18. The apparatus according to claim 17, wherein: the first packet attack identification and control unit is further configured to: determine whether an adjustment period of the user restriction state is reached before performing the querying the state of the user who sent the data packet If yes, read the number of misses and hits from the context of the user, calculate the hit rate of the user, determine whether the hit rate of the user is lower than the hit rate threshold configured for the user, and/or the user Whether the number of misses is higher than the number of misses configured for the user, and if so, the user is set to the restricted state and counted in the record of the user state in the context of the user; After the first packet attack identification and control unit calculates the hit rate of the user, it is further set to: clear the record of the number of misses and hits in the context of the user.

19. The apparatus of claim 18, wherein: the first packet attack identification and control unit is further configured to: if it is determined that the user's hit rate is not lower than a hit rate threshold configured for the user and/or the user If the number of misses is not higher than the number of misses configured for the user, it is further determined whether the number of times the user is limited in a period is greater than a limit number of thresholds. If greater than, the user is still set to the restricted state. ; If less than, sets the user to an unrestricted state.

20. The apparatus of claim 19, wherein: the first packet attack identification and control unit is further configured to: determine whether the user's hit rate is lower than a hit rate threshold configured for the user and/or the user's If the number of misses is higher than the number of misses configured for the user, it is also determined according to the user attribute whether the user belongs to a special server user. If yes, the standard hit rate is reduced by one level, and the standard is missed. The threshold value is increased by one level to be configured as the user's hit rate threshold and the missed threshold; if not, the standard hit rate threshold and the standard miss threshold are respectively configured as the user's hit rate threshold and The number of misses is wide.
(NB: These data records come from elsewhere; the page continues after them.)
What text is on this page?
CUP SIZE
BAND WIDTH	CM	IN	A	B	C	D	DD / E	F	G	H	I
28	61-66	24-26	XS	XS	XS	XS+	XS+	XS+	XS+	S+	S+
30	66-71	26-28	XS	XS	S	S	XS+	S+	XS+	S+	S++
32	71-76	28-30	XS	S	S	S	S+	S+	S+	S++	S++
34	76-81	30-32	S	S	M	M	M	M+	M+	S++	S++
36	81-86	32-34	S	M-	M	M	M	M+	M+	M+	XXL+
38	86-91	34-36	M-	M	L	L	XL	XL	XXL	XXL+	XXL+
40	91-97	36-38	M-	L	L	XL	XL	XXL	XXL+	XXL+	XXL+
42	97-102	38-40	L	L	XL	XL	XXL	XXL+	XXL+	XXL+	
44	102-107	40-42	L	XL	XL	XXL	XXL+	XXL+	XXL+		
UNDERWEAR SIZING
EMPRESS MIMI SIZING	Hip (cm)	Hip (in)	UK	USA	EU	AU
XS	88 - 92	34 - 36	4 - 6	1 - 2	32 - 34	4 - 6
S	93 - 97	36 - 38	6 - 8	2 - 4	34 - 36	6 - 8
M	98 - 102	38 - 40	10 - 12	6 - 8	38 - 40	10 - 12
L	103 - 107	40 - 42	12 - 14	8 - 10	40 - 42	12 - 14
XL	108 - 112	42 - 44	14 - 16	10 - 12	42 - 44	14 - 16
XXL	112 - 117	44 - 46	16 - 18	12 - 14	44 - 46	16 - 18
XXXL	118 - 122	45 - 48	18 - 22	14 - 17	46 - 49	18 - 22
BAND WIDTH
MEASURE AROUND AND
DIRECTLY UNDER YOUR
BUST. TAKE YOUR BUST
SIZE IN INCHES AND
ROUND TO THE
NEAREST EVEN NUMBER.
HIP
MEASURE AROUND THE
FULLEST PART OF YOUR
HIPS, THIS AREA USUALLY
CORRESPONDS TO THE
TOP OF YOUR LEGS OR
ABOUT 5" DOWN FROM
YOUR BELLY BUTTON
The device according to claim 20, wherein: the first packet attack identification and control unit is further configured to: determine whether the login time of the user is less than a specified login time threshold, and if less than, the user will be the user The configured hit rate threshold is lowered by one level, and the number of misses configured for the user is increased by one level.

22. The apparatus according to claim 21, wherein: the first packet attack identification and control unit is further configured to: determine whether a startup time is less than a specified startup time threshold, and if less, a hit configured for the user Decreasing the rate value by one level will increase the level of the number of misses configured for the user by one level.

23. Apparatus according to claim 22 wherein: The first packet attack identification and control unit is further configured to: determine whether the system is overloaded, and if so, reduce the hit rate threshold configured for the user by one level, and increase the number of misses configured for the user by one. grade.

24. The apparatus of claim 20, wherein the apparatus further comprises a hit rate statistics and modeling unit; the hit rate statistics and modeling unit is configured to: count all packets sent by one or more users per unit time The number of misses and the number of missed packets, the hit rate is calculated as the average hit rate, and the number of misses counted is taken as the average miss.